Even when BNPL companies share their data with credit bureaus, none of the major credit bureaus currently includes that information in consumer credit files, which are then fed into credit-scoring models like FICO. “For as long as that is the case, your BNPL account information will not impact your FICO Score,” FICO says.

But if BNPL ever were to be included, people with little credit history or multiple missed payments in their credit report might see a bump in their FICO scores if they paid their BNPL installments on time.

How BNPL can hurt your credit

If customers take too long to pay BNPL installments, they can be turned over to a debt collector, which can seriously hurt their credit score, noted Martha Callahan, a certified financial planner with FBB Capital Partners.

“Especially if they start using the buy now pay later feature across multiple purchases, I can see the purchases stacking or snowballing so that on the other end of it, they’re still having cash flow challenges to pay it on time,” she said.

And the people who use BNPL are typically the types of consumers to face these issues. One study this year by the US Consumer Financial Protection Bureau found that, on average, BNPL borrowers had more debt and delinquencies on their credit products as well as less liquidity and lower savings.

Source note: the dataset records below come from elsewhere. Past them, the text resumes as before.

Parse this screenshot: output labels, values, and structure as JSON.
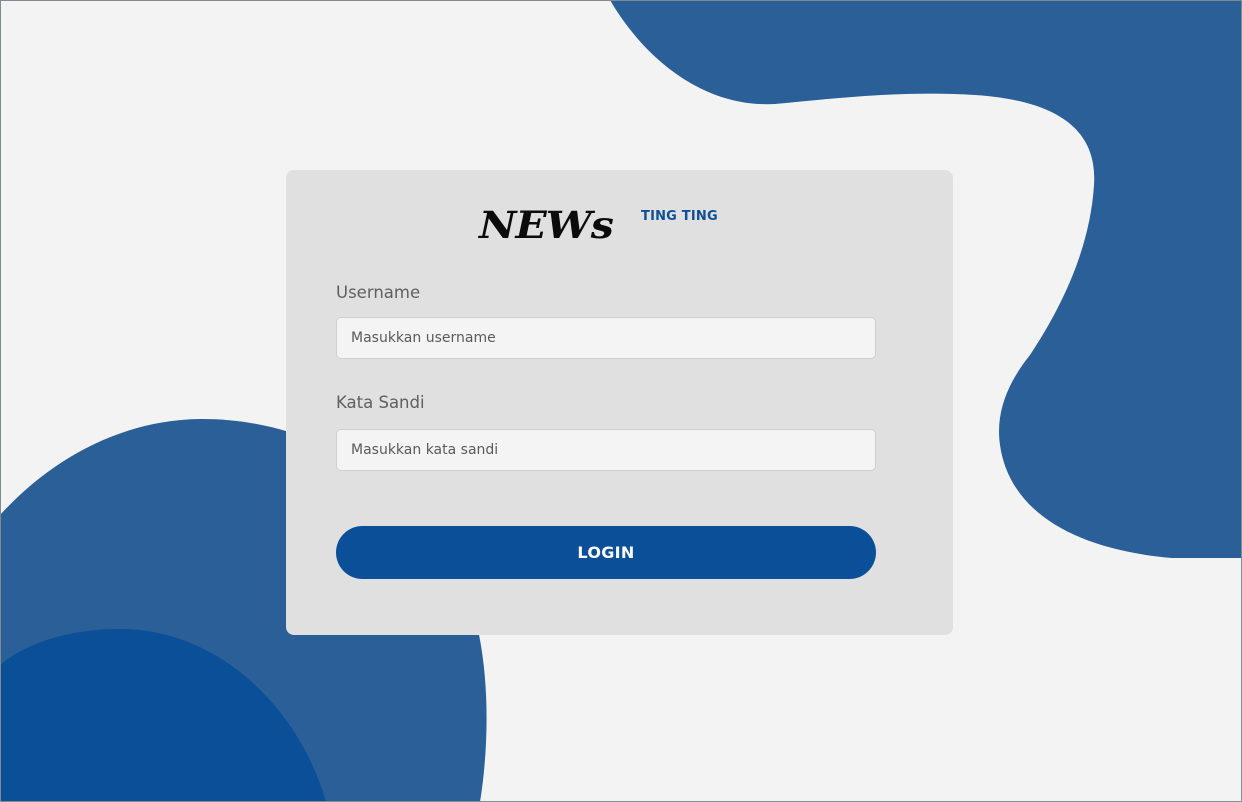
{
  "brand": {
    "name": "NEWs",
    "tagline": "TING TING"
  },
  "form": {
    "username_label": "Username",
    "username_placeholder": "Masukkan username",
    "password_label": "Kata Sandi",
    "password_placeholder": "Masukkan kata sandi",
    "login_label": "LOGIN"
  },
  "colors": {
    "background": "#f3f3f3",
    "blob_primary": "#2a5f98",
    "blob_dark": "#0b4f99",
    "card": "#e0e0e0",
    "button": "#0b4f99",
    "tagline": "#0f4f98"
  }
}
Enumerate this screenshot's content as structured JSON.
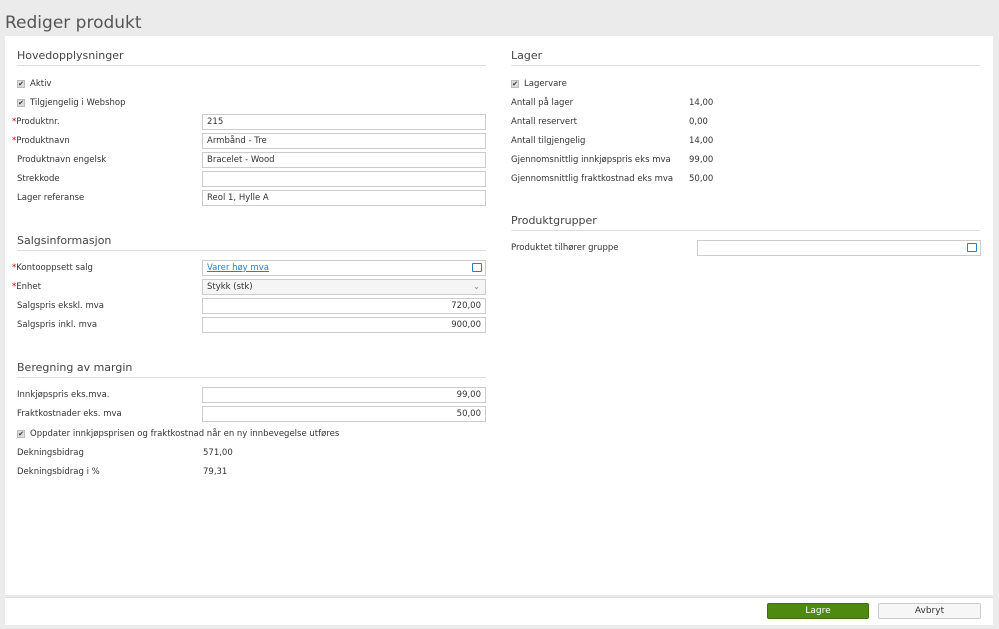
{
  "page_title": "Rediger produkt",
  "main": {
    "heading": "Hovedopplysninger",
    "aktiv": "Aktiv",
    "webshop": "Tilgjengelig i Webshop",
    "fields": [
      {
        "label": "Produktnr.",
        "value": "215",
        "required": true
      },
      {
        "label": "Produktnavn",
        "value": "Armbånd - Tre",
        "required": true
      },
      {
        "label": "Produktnavn engelsk",
        "value": "Bracelet - Wood"
      },
      {
        "label": "Strekkode",
        "value": ""
      },
      {
        "label": "Lager referanse",
        "value": "Reol 1, Hylle A"
      }
    ]
  },
  "sales": {
    "heading": "Salgsinformasjon",
    "account_label": "Kontooppsett salg",
    "account_value": "Varer høy mva",
    "unit_label": "Enhet",
    "unit_value": "Stykk (stk)",
    "price_ex_label": "Salgspris ekskl. mva",
    "price_ex": "720,00",
    "price_inc_label": "Salgspris inkl. mva",
    "price_inc": "900,00"
  },
  "margin": {
    "heading": "Beregning av margin",
    "cost_label": "Innkjøpspris eks.mva.",
    "cost": "99,00",
    "freight_label": "Fraktkostnader eks. mva",
    "freight": "50,00",
    "update_label": "Oppdater innkjøpsprisen og fraktkostnad når en ny innbevegelse utføres",
    "db_label": "Dekningsbidrag",
    "db": "571,00",
    "dbp_label": "Dekningsbidrag i %",
    "dbp": "79,31"
  },
  "stock": {
    "heading": "Lager",
    "lagervare": "Lagervare",
    "rows": [
      {
        "label": "Antall på lager",
        "value": "14,00"
      },
      {
        "label": "Antall reservert",
        "value": "0,00"
      },
      {
        "label": "Antall tilgjengelig",
        "value": "14,00"
      },
      {
        "label": "Gjennomsnittlig innkjøpspris eks mva",
        "value": "99,00"
      },
      {
        "label": "Gjennomsnittlig fraktkostnad eks mva",
        "value": "50,00"
      }
    ]
  },
  "groups": {
    "heading": "Produktgrupper",
    "label": "Produktet tilhører gruppe",
    "value": ""
  },
  "footer": {
    "save": "Lagre",
    "cancel": "Avbryt"
  },
  "colors": {
    "accent": "#2a7fc1",
    "save": "#4f8a10",
    "required": "#cc0000"
  }
}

Another note: If credit bureaus include BNPL information on consumer credit reports in the future, the balances could pollute someone’s credit score by lowering the average age of their accounts, which in turn lowers their credit score, John Ulzheimer, a credit specialist who previously worked for Equifax and FICO score creator Fair Isaac Corp., told Quartz.

“Every time you add something new to your credit report, you reduce the average age of your accounts,” said Ulzheimer. “If you have so many brand new accounts on your credit report, it’s going to take a long time for those to age to a point where they’re not problematic any longer.”

Tips for building credit

At the end of the day, experts say the best ways to build credit are simple: use a credit card and budget.

“A credit card can be a great way to build credit if you implement it the right way, which means paying the balance off every month so that you’re not being charged interest,” said Callahan. “Stick to your budget so that you don’t have cashflow challenges in the future.”

If customers use BNPL, “don’t allow the attractiveness of how you’re going to pay outweigh the fact that you want to be prudent with your money and make sure that you’re not overextending,” said Anders.